Le nouveau roman d’Elizabeth Jane Howard nous plonge dans les années 60, en Angleterre : les traditions d’avant-guerre se heurtent à la nouvelle indépendance des femmes et à la jeunesse prise dans le tourbillon du Swinging London.

HOWARD Elizabeth Jane - National Portrait Gallery- London
© National Portrait Gallery- London

Ecrit en 1969, À petit feu est résolument moderne. L’autrice se moque de la prédominance des hommes qui se débattent comme de beaux diables pour conserver leurs privilèges d’avant-guerre sur les femmes. C’est sans compter sur l’indépendance qu’elles ont acquise depuis le conflit mondial et qu’elles ont bien l’intention de conserver et de transmettre à la génération suivante.

a-petit-feuLa plume mordante d’Elizabeth Jane Howard égratigne tout en finesse la société traditionnelle anglaise. Les dialogues et les traits de caractère dépeints de manière comique de certains personnages donnent le ton d’un roman à l’humour so british.
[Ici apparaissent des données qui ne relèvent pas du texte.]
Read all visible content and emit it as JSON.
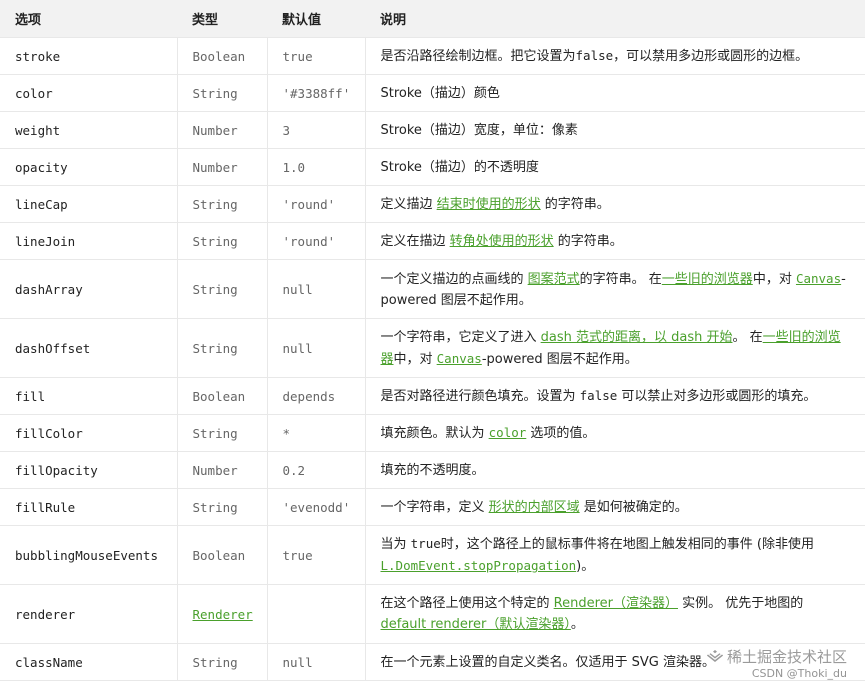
{
  "headers": {
    "option": "选项",
    "type": "类型",
    "default": "默认值",
    "description": "说明"
  },
  "rows": [
    {
      "option": "stroke",
      "type": "Boolean",
      "default": "true",
      "desc": [
        {
          "t": "是否沿路径绘制边框。把它设置为"
        },
        {
          "t": "false",
          "k": "code"
        },
        {
          "t": "，可以禁用多边形或圆形的边框。"
        }
      ]
    },
    {
      "option": "color",
      "type": "String",
      "default": "'#3388ff'",
      "desc": [
        {
          "t": "Stroke（描边）颜色"
        }
      ]
    },
    {
      "option": "weight",
      "type": "Number",
      "default": "3",
      "desc": [
        {
          "t": "Stroke（描边）宽度，单位：像素"
        }
      ]
    },
    {
      "option": "opacity",
      "type": "Number",
      "default": "1.0",
      "desc": [
        {
          "t": "Stroke（描边）的不透明度"
        }
      ]
    },
    {
      "option": "lineCap",
      "type": "String",
      "default": "'round'",
      "desc": [
        {
          "t": "定义描边 "
        },
        {
          "t": "结束时使用的形状",
          "k": "link"
        },
        {
          "t": " 的字符串。"
        }
      ]
    },
    {
      "option": "lineJoin",
      "type": "String",
      "default": "'round'",
      "desc": [
        {
          "t": "定义在描边 "
        },
        {
          "t": "转角处使用的形状",
          "k": "link"
        },
        {
          "t": " 的字符串。"
        }
      ]
    },
    {
      "option": "dashArray",
      "type": "String",
      "default": "null",
      "desc": [
        {
          "t": "一个定义描边的点画线的 "
        },
        {
          "t": "图案范式",
          "k": "link"
        },
        {
          "t": "的字符串。 在"
        },
        {
          "t": "一些旧的浏览器",
          "k": "link"
        },
        {
          "t": "中，对 "
        },
        {
          "t": "Canvas",
          "k": "linkcode"
        },
        {
          "t": "-powered 图层不起作用。"
        }
      ]
    },
    {
      "option": "dashOffset",
      "type": "String",
      "default": "null",
      "desc": [
        {
          "t": "一个字符串，它定义了进入 "
        },
        {
          "t": "dash 范式的距离，以 dash 开始",
          "k": "link"
        },
        {
          "t": "。 在"
        },
        {
          "t": "一些旧的浏览器",
          "k": "link"
        },
        {
          "t": "中，对 "
        },
        {
          "t": "Canvas",
          "k": "linkcode"
        },
        {
          "t": "-powered 图层不起作用。"
        }
      ]
    },
    {
      "option": "fill",
      "type": "Boolean",
      "default": "depends",
      "desc": [
        {
          "t": "是否对路径进行颜色填充。设置为 "
        },
        {
          "t": "false",
          "k": "code"
        },
        {
          "t": " 可以禁止对多边形或圆形的填充。"
        }
      ]
    },
    {
      "option": "fillColor",
      "type": "String",
      "default": "*",
      "desc": [
        {
          "t": "填充颜色。默认为 "
        },
        {
          "t": "color",
          "k": "linkcode"
        },
        {
          "t": " 选项的值。"
        }
      ]
    },
    {
      "option": "fillOpacity",
      "type": "Number",
      "default": "0.2",
      "desc": [
        {
          "t": "填充的不透明度。"
        }
      ]
    },
    {
      "option": "fillRule",
      "type": "String",
      "default": "'evenodd'",
      "desc": [
        {
          "t": "一个字符串，定义 "
        },
        {
          "t": "形状的内部区域",
          "k": "link"
        },
        {
          "t": " 是如何被确定的。"
        }
      ]
    },
    {
      "option": "bubblingMouseEvents",
      "type": "Boolean",
      "default": "true",
      "desc": [
        {
          "t": "当为 "
        },
        {
          "t": "true",
          "k": "code"
        },
        {
          "t": "时，这个路径上的鼠标事件将在地图上触发相同的事件 (除非使用 "
        },
        {
          "t": "L.DomEvent.stopPropagation",
          "k": "linkcode"
        },
        {
          "t": ")。"
        }
      ]
    },
    {
      "option": "renderer",
      "type": "Renderer",
      "type_is_link": true,
      "default": "",
      "desc": [
        {
          "t": "在这个路径上使用这个特定的 "
        },
        {
          "t": "Renderer（渲染器）",
          "k": "link"
        },
        {
          "t": " 实例。 优先于地图的 "
        },
        {
          "t": "default renderer（默认渲染器）",
          "k": "link"
        },
        {
          "t": "。"
        }
      ]
    },
    {
      "option": "className",
      "type": "String",
      "default": "null",
      "desc": [
        {
          "t": "在一个元素上设置的自定义类名。仅适用于 SVG 渲染器。"
        }
      ]
    }
  ],
  "row_heights": [],
  "watermark": {
    "main": "稀土掘金技术社区",
    "sub": "CSDN @Thoki_du"
  }
}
Le récit s’ouvre sur le mariage d’Alice, fille du colonel Herbert Browne-Lacey. « Adjugé, vendu ! », voilà ce qui traverse l’esprit de la jeune mariée quand Leslie lui passe la bague au doigt. Entourée de son père, image de la vieille garde impérialiste, pingre et autoritaire, de sa belle-mère May (déjà la deuxième depuis le décès de sa mère) et des enfants de cette dernière, Oliver et Elizabeth, elle se réjouit d’échapper au joug paternel tout en redoutant la vie conjugale.

De chapitre en chapitre, le lecteur découvre la vie plutôt désœuvrée de ces anglais privilégiés. La jeunesse noie son inactivité dans des soirées alcoolisées à Londres, en les finançant avec un argent qu’elle ne possède pas. Les parents se morfondent dans des demeures inadaptées à la vie moderne.
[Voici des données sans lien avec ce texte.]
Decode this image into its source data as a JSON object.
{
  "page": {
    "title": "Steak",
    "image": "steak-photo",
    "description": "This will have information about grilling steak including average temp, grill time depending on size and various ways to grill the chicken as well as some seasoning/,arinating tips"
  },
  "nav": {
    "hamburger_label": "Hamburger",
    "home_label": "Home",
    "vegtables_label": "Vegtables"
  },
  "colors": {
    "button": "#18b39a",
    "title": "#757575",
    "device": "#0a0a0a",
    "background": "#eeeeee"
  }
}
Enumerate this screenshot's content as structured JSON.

D’ailleurs, May, la femme du colonel, regrette amèrement d’avoir cédé à son mari fauché et radin en investissant une grande partie de son héritage dans une maison qu’elle déteste, isolée dans la campagne anglaise. Ayant quand même un peu de jugeotte, elle réfléchit à l’avenir de ses enfants et à ce qu’elle leur lèguera à son tour, alors que son filou de mari envisage sereinement sa vieillesse, en vieux briscard qu’il est.

Dans le même temps, tandis qu’Alice découvre les affres de la vie de couple à Bristol, loin de la félicité qu’elle imaginait, Oliver et Elizabeth partagent appartement et bon temps à Londres. Ayant suivi les cours de l’école des arts ménagers, comme se doit toute jeune fille de la bonne société, Elizabeth offre ses services à des couples riches et nullissimes en cuisine pour arrondir les fins de mois et financer les soirées. Son frère Oliver, jeune diplômé d’Oxford, ne sait quoi faire de sa vie et végète entre petits boulots et activité de pique-assiette.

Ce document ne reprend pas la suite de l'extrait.